The latest versions of Susanna S. Epp's Discrete Mathematics book (both the First Brief Edition, and the full Applications 4th edition) define a relation from $\mathcal{A}$ to $\mathcal{B}$ as a subset of $\mathcal{A} \times \mathcal{B}$ and state that the set $\mathcal{A}$ is the domain, and $\mathcal{B}$ is the co-domain.

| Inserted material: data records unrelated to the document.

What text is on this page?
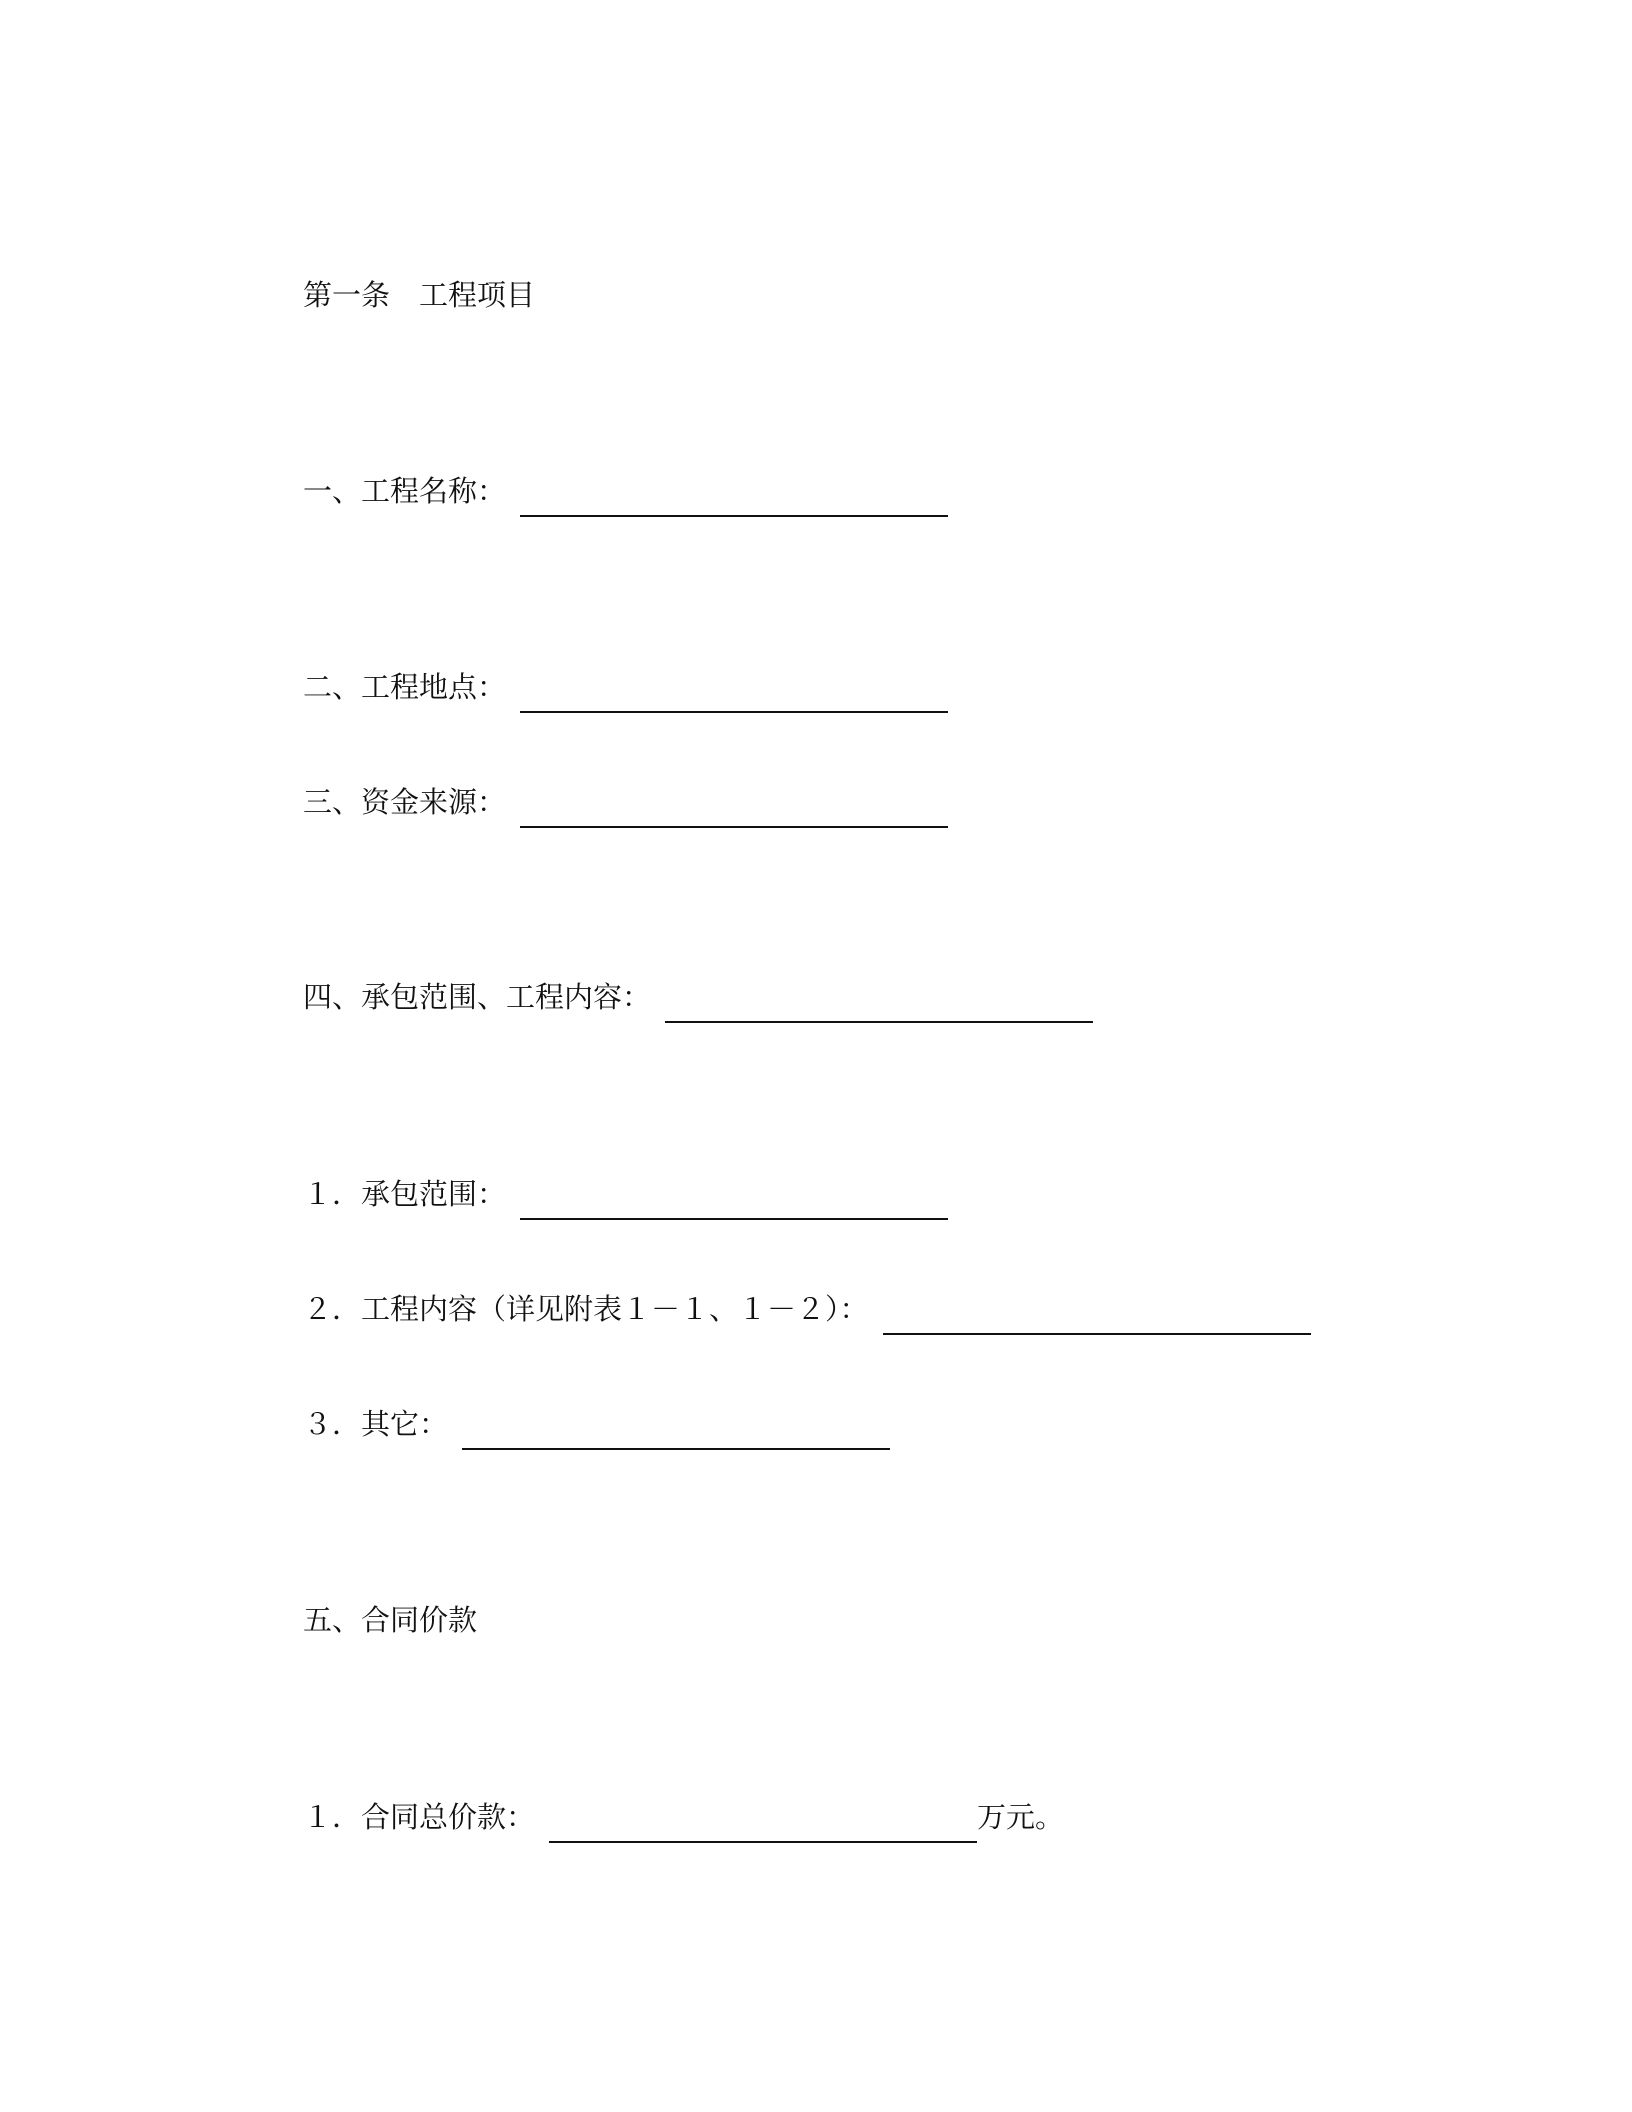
第一条　工程项目
一、工程名称：
二、工程地点：
三、资金来源：
四、承包范围、工程内容：
１．承包范围：
２．工程内容（详见附表１－１、１－２）：
３．其它：
五、合同价款
１．合同总价款：	万元。
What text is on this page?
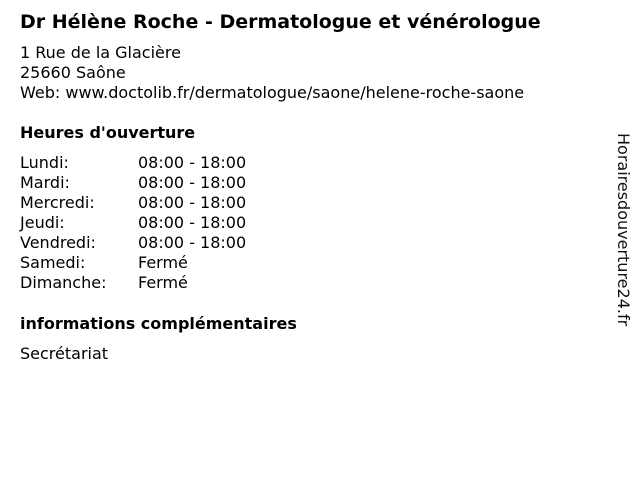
Dr Hélène Roche - Dermatologue et vénérologue
1 Rue de la Glacière
25660 Saône
Web: www.doctolib.fr/dermatologue/saone/helene-roche-saone
Heures d'ouverture
Lundi:	08:00 - 18:00
Mardi:	08:00 - 18:00
Mercredi:	08:00 - 18:00
Jeudi:	08:00 - 18:00
Vendredi:	08:00 - 18:00
Samedi:	Fermé
Dimanche:	Fermé
informations complémentaires
Secrétariat
Horairesdouverture24.fr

This to me indicates that there is a different meaning of domain in "Domain of a relation" and "Domain of a function". For example, let $\mathcal{A} = \{4, 5, 6\}$, $\mathcal{B} = \{5, 6, 7\}$ and define relation $T$ from $\mathcal{A}$ to $\mathcal{B}$ is defined as
$$ (x,y) \in T \text{ means } x \ge y.$$
In this case, there is no ordered pair in $T$ which has $4$ as the first member.
For the set $\mathcal{B}$ there are two specific terms: co-domain, and range which define the entire set $\mathcal{B}$ and the subset of $\mathcal{B}$ for which $T$ has elements with $b \in \mathcal{B}$ as the second member of the ordered pair.
So, my questions are:
- What is the domain of $T$?
- Are there commonly accepted terms that apply to the set $\mathcal{A}$ that clarify the distinction as the terms co-domain and range do for set $\mathcal{B}$ ?
To summarize, I am looking for a definition of "Domain of a Relation"?
Notes:
- It seems that Partial functions expands this issue further for functions, but not relations.
- I am looking at this from a first (or perhaps second) year undergraduate math level.
References:
- The only other reference to this issue that I can find is Proof Wiki in the "Also Defined As" section.
- Should the domain of a function be inferred?